To use the term ‘new age,’ to describe the sonic identity that Roberto Carlos Lange, AKA Helado Negro, has crafted over the course of his decade long career may not be without reason. Neither would it be so to suggest that his influence on the sound and direction of contemporary pyshcrock and indietroncia has been significant. Over the course of this career, Lange has slowly fine tuned his formula, finding sound somewhere between the ethereal folk sounds of his Ecuadorian heritage and the indie hipsterdom of his Brooklyn/Florida roots. The result is a languid, almost whispered sort of synth-funk whose aftershock can be felt in acts like DARKSIDE or Suzanne Kraft. Eternally laidback, Helado Negro’s music is laced with sunny acoustic guitar plucks and dubby electronics over he which he coos lyrics in both Spanish and English as if telling a campfire story. As such, his discography is a space where tracks like the softly sung Runaround from 2016’s Private Energy find themselves amongst psychedelic abstract electronica as on 2018’s Island Universe Story Four.
Lange’s latest album Far In on 4AD is remarkably laidback, to the point that it could very well be a contemplation on the beauty of slowing down. Because the music here is incredibly beautiful; celestial, deeply intimate and well, contemplative. It makes sense that he should be in this sort of space. Following 2019’s acclaimed This Is How You Smile, an expansive tour followed by the onset of the pandemic left Lange feeling a bit empty and displaced.
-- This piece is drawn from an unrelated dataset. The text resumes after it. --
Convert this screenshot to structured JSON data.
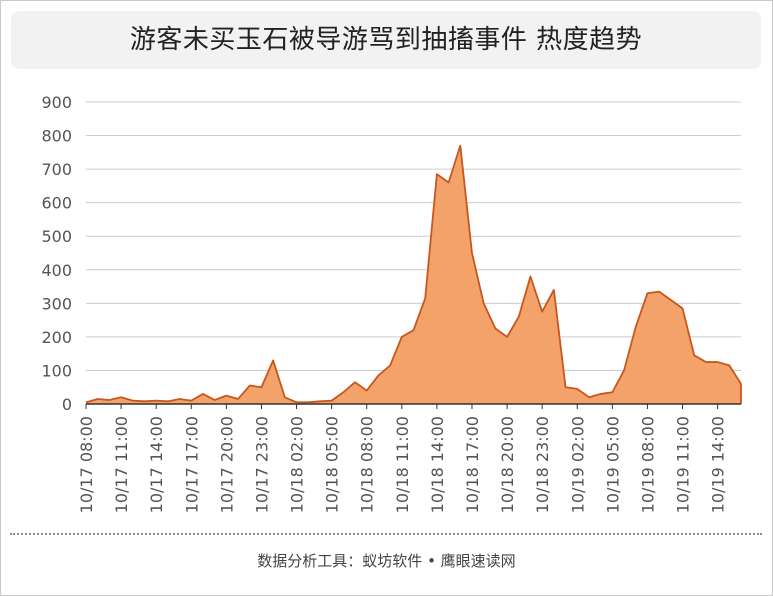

His mind turned inward, and so Far In presents us with what he called on Twitter “mind meanderings drawn in sound.” Subsequently Far In finds itself exploring these various facets or meanderings across it’s bulky fifteen track runtime, from the late summer afternoon daydream of Wind Conversations to the minimal disco shuffle of Outside the Outside. The latter is one of only two dance tracks on Far In alongside the starry, punchdrunk Gemini and Leo and like its name may suggest, plays out as if watching the dancefloor from behind a sheet of glass.
Most of Far In is invested in careful, meditative musings on the seemingly mundane or random experiences of daily life, sometimes taking shape as long-stretched phrases of ambient sound before drawing back the curtains to let in the beams of Lange’s voice. These moments are some of the most intriguing explorations into Lange’s “mind meanderings,” such as the gorgeous and delicate Aguas Frías or album closer Mirror Talk on which a squiggly modular synth suddenly interpolates the experience of sunlight radiating off a looking glass as you stare at your own reflection. The majority of the album’s runtime is given to mellow and airy compositions, carefully treading along the feather-light pulse of Jason Trammell’s percussion.
For Lange, Far In is a record that marks an attempt to reconnect with his psyche. Like a quiet form of personal therapy, Far In is the means by which Lange has processed the anxieties of the past two years. That he arrives at these sorts of consoling lullabies is reassuring; a gentle reminder that self-care can open the shutters to sunlight if you allow it. While it’s not groundbreaking in the scope of his artistry, in a sense it is for Lange the human. Whatever grows from this point on will be the result of the healing diarised in the poetry of these songs, and by sharing this newfound sense of introspection with the world we’re invited to heal alongside him.